Photo on 12-9-14 at 12.37 PM

My hair

Admit it. You exude effervescence, exuberance and ebullience. Maybe it’s in the way you talk. Or the way you write. Maybe it’s in how you gush over photos from the Mars Rover. Or how you swoon over Sherlock.

In my last post, I briefly explained “overexcitabilities.”  (OEs) The expression comes from psychologist K. Dabrowski‘s research on giftedness. He says that gifted folks have lots of them. Like when your imagination takes you into mysterious universes where you create new worlds with complex languages. Or when you must obsessively research NASA’s potential study of manned blimps in the upper atmosphere of Venus. Or when your sensitivity to the sound of people chewing makes you want to cry.

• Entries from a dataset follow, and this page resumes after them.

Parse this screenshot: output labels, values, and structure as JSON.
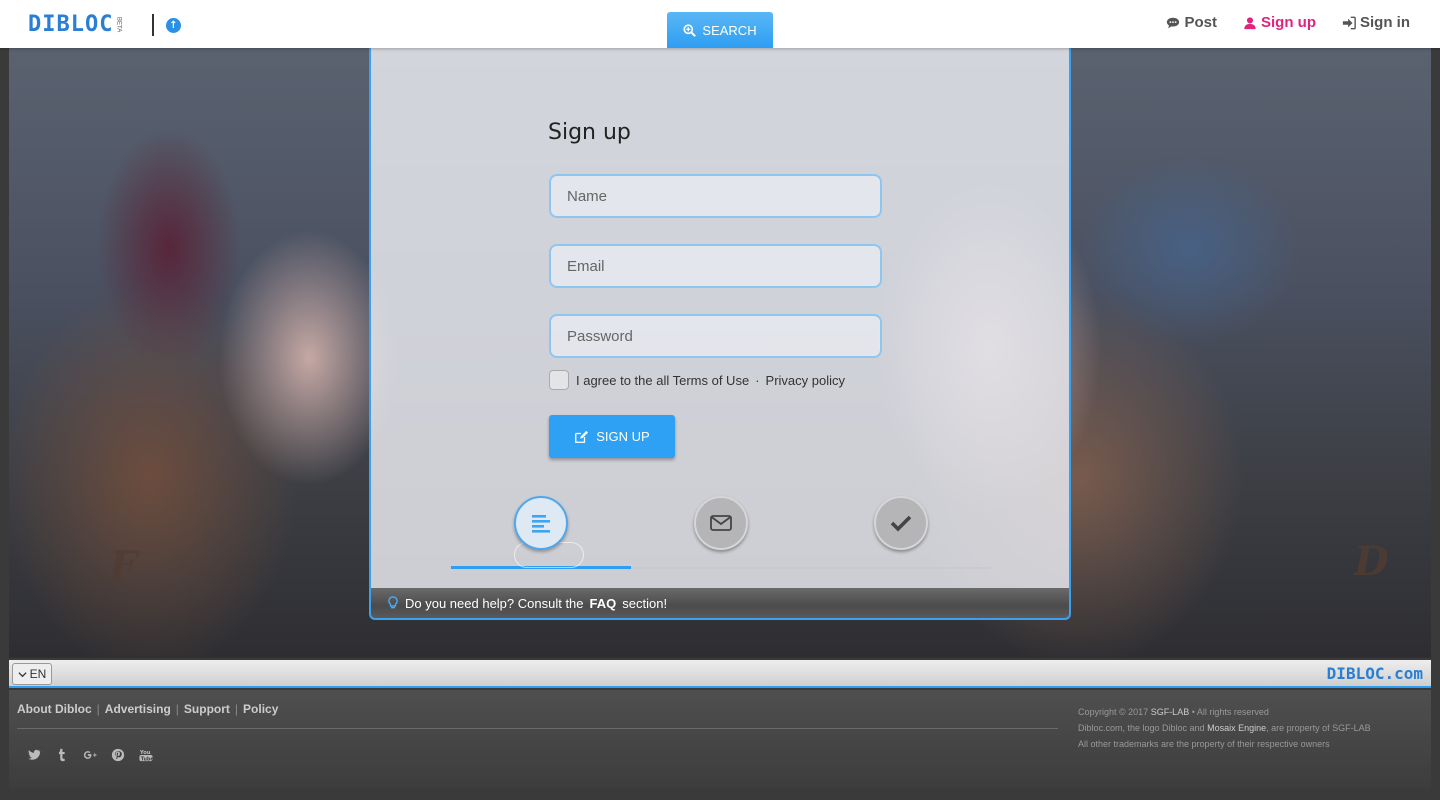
{
  "header": {
    "logo_text": "DIBLOC",
    "logo_badge": "BETA",
    "search_label": "SEARCH",
    "nav": {
      "post": "Post",
      "signup": "Sign up",
      "signin": "Sign in"
    }
  },
  "form": {
    "title": "Sign up",
    "name_placeholder": "Name",
    "email_placeholder": "Email",
    "password_placeholder": "Password",
    "terms_prefix": "I agree to the all Terms of Use",
    "terms_dot": "·",
    "privacy": "Privacy policy",
    "submit_label": "SIGN UP"
  },
  "steps": {
    "count": 3,
    "active": 1,
    "progress": 0.333
  },
  "help": {
    "prefix": "Do you need help? Consult the",
    "faq": "FAQ",
    "suffix": "section!"
  },
  "footer": {
    "lang": "EN",
    "logo": "DIBLOC.com",
    "links": [
      "About Dibloc",
      "Advertising",
      "Support",
      "Policy"
    ],
    "legal": {
      "copyright_prefix": "Copyright © 2017",
      "company": "SGF-LAB",
      "copyright_suffix": "• All rights reserved",
      "line2_a": "Dibloc.com, the logo Dibloc and",
      "engine": "Mosaix Engine",
      "line2_b": ", are property of SGF-LAB",
      "line3": "All other trademarks are the property of their respective owners"
    }
  },
  "colors": {
    "accent": "#2e9ef2",
    "signup": "#e0237c"
  }
}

If you don’t feel so effervescent, exuberant and ebullient right now it may be because you were raised by chainsaw parents or had painful schooling experiences. Or perhaps it’s because you read the newspaper. I understand. But I’ll bet you anything that before you were slowed down, quieted down and dumbed down, overexcitable was your middle name.

Now, I know I’ve told you in another post that I’m BG. (barely gifted) Even so, I do have some overexcitability.

See what I mean?

See what I mean?

It’s in my hair.

My hair is effervescent, exuberant and ebullient. Overexcitable. And let me tell you, I’ve tried to control it, contain it and dumb it down. To no avail.

But I’m done with that.

No more hiding.  No more shrinking. No more hair-obliteration.

Let my curls be seen. Let them express themselves. In all of their giftedness.

Are you with me?

__________________________

To my bloggEEs: How are you hiding and self-obliterating? How can you allow more of your rainforest hair mind to shine? This may seem to be in contradiction to my last post when I talked about a type of loving containment. It’s not. What I’m writing here is about finding your true Self and living your authentic hair life. What are your thoughts, feelings and questions?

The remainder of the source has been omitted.